The house again then remained unaltered until 1909-12 when renovations followed a large fire in 1909. The 6th Marquess of Anglesey, who had inherited in 1905, was still living in the manner of his ancestors enjoying several large estates funded through an annual income which in 1883 had amounted to over £110,000 (approx. £7.4m – reputedly making him the third richest man in the country).

Under the direction of Captain Harry Lindsay the renovations extensively altered the interior. Wyatt and Potter’s earlier changes were stripped away and the rooms restored according to various architectural periods. The Great Hall was restored to how it would have been in the 3rd Baron’s time with a large mullioned window recreated in the west wall and the original oak roof – which had been hidden behind a false ceiling – was restored. The Long Gallery had retained the fine original Elizabethan fireplace but had lost much of the plasterwork. Nobody would dream of carrying out such dramatic (and ultimately destructive) ‘restoration’ today but Howard Colvin, writing in 1985, said that: “However far in spirit from modern principles of conservation, the transformation was done with sufficient knowledge and skill to look remarkably convincing through the medium of the Country Life photographs of 1919′.

“A fine oak screen at one end of the banqueting hall is surmounted by the Musician’s Gallery, in which at one time stood an old organ, given to the Pagets by the Prince Regent during a visit to Beaudesert Hall in 1815. In the banqueting hall are several valuable tapestries, some of which originally came from Hampton Court [Palace] … Some of the bedrooms at Beaudesert have the walls covered with ancient Chinese hand-painted papers. Three of these papers were brought to England in Queen Anne’s time, and they are extremely valuable.”
– from the 1935 sale catalogue

By 1919, the heavy taxation was taking its toll. Shortly after the Country Life article Lord Anglesey ceased to live at Beaudesert and went to live permanently at Plas Newydd prompting a limited sale in 1921 of the furniture he couldn’t take with him. Beaudesert Hall and about 2,000 acres were placed on the market in 1931 after all attempts to find a use for the house had failed. Though all the (nine!) lodges were sold – of which eight still stand – at the auction in 1932 no purchaser was found for the hall. A further sale was held in July 1935 of the fittings of the hall and stables which raised about £8,000 (approx. £370,000) with the hall itself sold to a Leicestershire firm of demolition contractors for £800. Around 20,000 square feet of panelling and other fittings were taken away – the famous ‘Waterloo’ staircase making it to Australia.
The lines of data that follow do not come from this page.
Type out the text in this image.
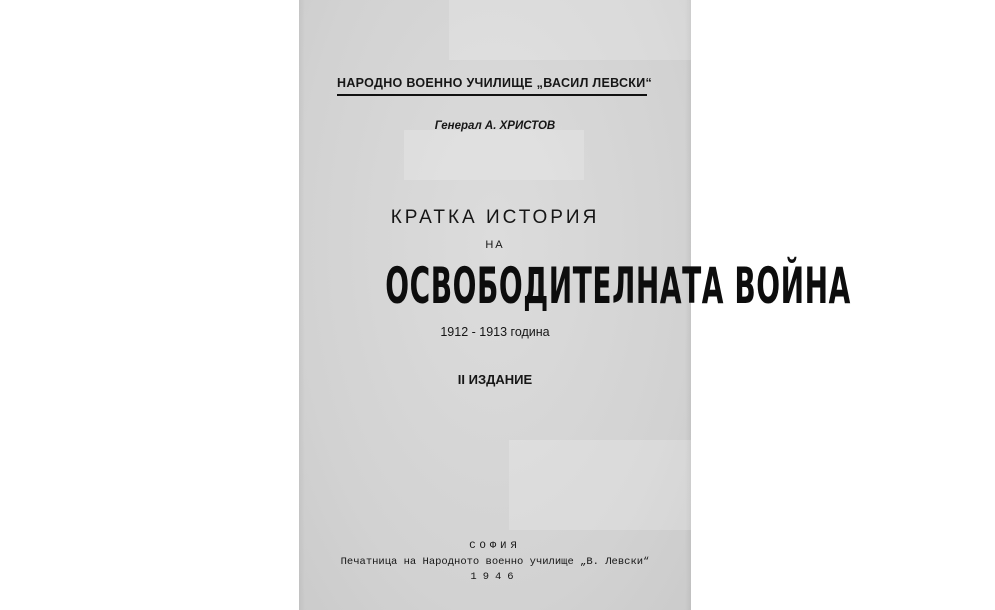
НАРОДНО ВОЕННО УЧИЛИЩЕ „ВАСИЛ ЛЕВСКИ“
Генерал А. ХРИСТОВ
КРАТКА ИСТОРИЯ
НА
ОСВОБОДИТЕЛНАТА ВОЙНА
1912 - 1913 година
II ИЗДАНИЕ
СОФИЯ
Печатница на Народното военно училище „В. Левски“
1946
Beaudesert now only lives on in name – and a few forlorn ruins which only survive as the demolition contractors went bust before they could finish the job. In 1937 Lord Anglesey donated 124 acres to be used for recreation by scouts, guides and other similar associations and this ground was opened in 1938. Beaudesert decline from the heyday of the beginning of the 20th century to campsite in under 40 years is a sad example of the damage that can be done to the fabric of a nation’s history by an unsympathetic tax system.